Pour la professeure, « ni l’Espagne ni l’Europe ne peuvent se permettre de choisir entre environnement et économie » tant la situation de certains fleuves est inquiétante, comme celle du Tage qu’elle juge « pratiquement mort ». A l’est de Madrid, avant le transfert, l’eau du lac du barrage arrivait jusqu’au village de Sacédon. Elle est désormais à 3km des maisons ; entreprises nautiques et de tourisme ont pour la plupart mis la clé sous la porte. Ailleurs dans la région de Castilla de la Mancha, la population hivernante des canards a diminué de 70% de ces dix dernières années. « Je ne sais pas où on peut aller dans la dégradation environnementale pour l’argent », se lamente-t-elle.
Rotation des cultures
Dans la Province de Pavie, en Italie, 85 000 hectares sont dévolus aux rizières. Le pays est le principal producteur de riz en Europe, devant la France et l’Espagne. Particulièrement gourmande en eau, cette culture a été la plus touchée par l’épisode de sécheresse de l’été 2022. La récolte nationale annuelle a baissé de 17% par rapport à l’année précédente, selon les estimations de l’Ente nazionale risi, un organisme consacré à la riziculture et qui dépend du Ministère de l’agriculture italien.
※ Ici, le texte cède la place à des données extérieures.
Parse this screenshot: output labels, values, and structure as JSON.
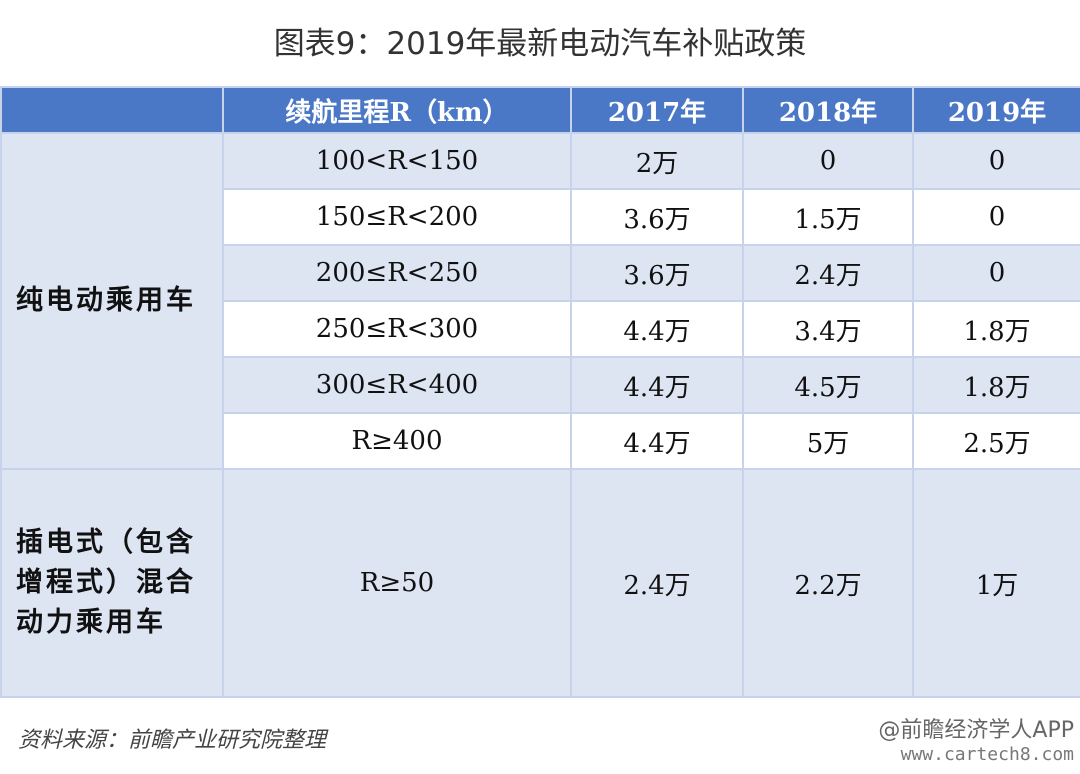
{
  "title": "图表9：2019年最新电动汽车补贴政策",
  "table": {
    "headers": [
      "",
      "续航里程R（km）",
      "2017年",
      "2018年",
      "2019年"
    ],
    "category1": "纯电动乘用车",
    "category2": "插电式（包含增程式）混合动力乘用车",
    "rows1": [
      {
        "range": "100<R<150",
        "y2017": "2万",
        "y2018": "0",
        "y2019": "0"
      },
      {
        "range": "150≤R<200",
        "y2017": "3.6万",
        "y2018": "1.5万",
        "y2019": "0"
      },
      {
        "range": "200≤R<250",
        "y2017": "3.6万",
        "y2018": "2.4万",
        "y2019": "0"
      },
      {
        "range": "250≤R<300",
        "y2017": "4.4万",
        "y2018": "3.4万",
        "y2019": "1.8万"
      },
      {
        "range": "300≤R<400",
        "y2017": "4.4万",
        "y2018": "4.5万",
        "y2019": "1.8万"
      },
      {
        "range": "R≥400",
        "y2017": "4.4万",
        "y2018": "5万",
        "y2019": "2.5万"
      }
    ],
    "row2": {
      "range": "R≥50",
      "y2017": "2.4万",
      "y2018": "2.2万",
      "y2019": "1万"
    }
  },
  "source": "资料来源：前瞻产业研究院整理",
  "watermark": {
    "line1": "@前瞻经济学人APP",
    "line2": "www.cartech8.com"
  },
  "colors": {
    "header": "#4a78c7",
    "light_row": "#dde5f3",
    "border": "#c6d3ea"
  }
}
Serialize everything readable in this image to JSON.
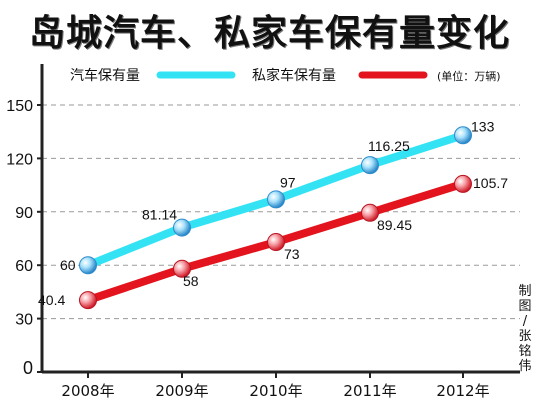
{
  "chart_data": {
    "type": "line",
    "title": "岛城汽车、私家车保有量变化",
    "unit_note": "(单位：万辆)",
    "credit": "制图/张铭伟",
    "categories": [
      "2008年",
      "2009年",
      "2010年",
      "2011年",
      "2012年"
    ],
    "ylim": [
      0,
      150
    ],
    "yticks": [
      0,
      30,
      60,
      90,
      120,
      150
    ],
    "grid": "horizontal, dashed",
    "legend": "top-left",
    "series": [
      {
        "name": "汽车保有量",
        "color": "#33e3f4",
        "values": [
          60,
          81.14,
          97,
          116.25,
          133
        ],
        "labels": [
          "60",
          "81.14",
          "97",
          "116.25",
          "133"
        ]
      },
      {
        "name": "私家车保有量",
        "color": "#e3141e",
        "values": [
          40.4,
          58,
          73,
          89.45,
          105.7
        ],
        "labels": [
          "40.4",
          "58",
          "73",
          "89.45",
          "105.7"
        ]
      }
    ]
  }
}
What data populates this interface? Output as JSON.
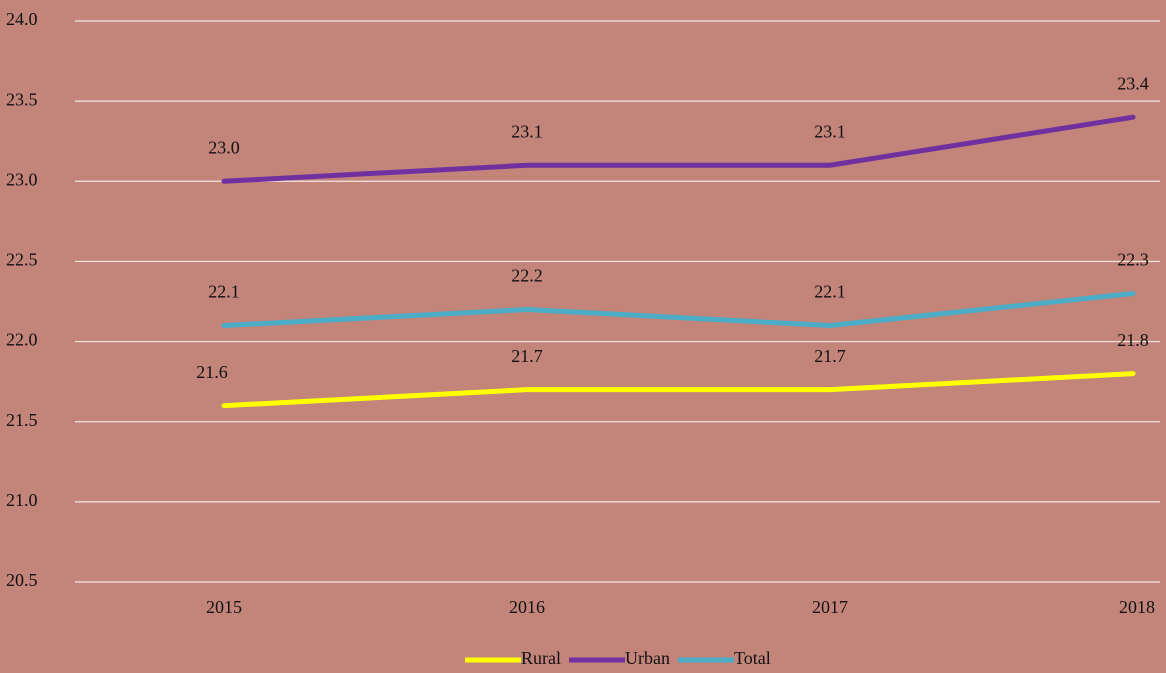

Le 5 décembre 2022, l’institution a donc réuni pour la troisième fois tous les experts du secteur. Chercheurs, agronomes, techniciens, politiques lombards et piémontais, tous étaient appelés à chercher des solutions pour les prochaines saisons. Parmi les pistes les plus sérieusement étudiées, la construction de nouveaux bassins pour stocker les eaux de pluie, de nouveaux circuits pour alimenter le réseau d’irrigation, l’utilisation de drones pour mieux surveiller les vols d’eau, une meilleure manutention du réseau de distribution d’eau afin de limiter les pertes d’eau lors de son transport mais aussi une inondation hivernale des rizières.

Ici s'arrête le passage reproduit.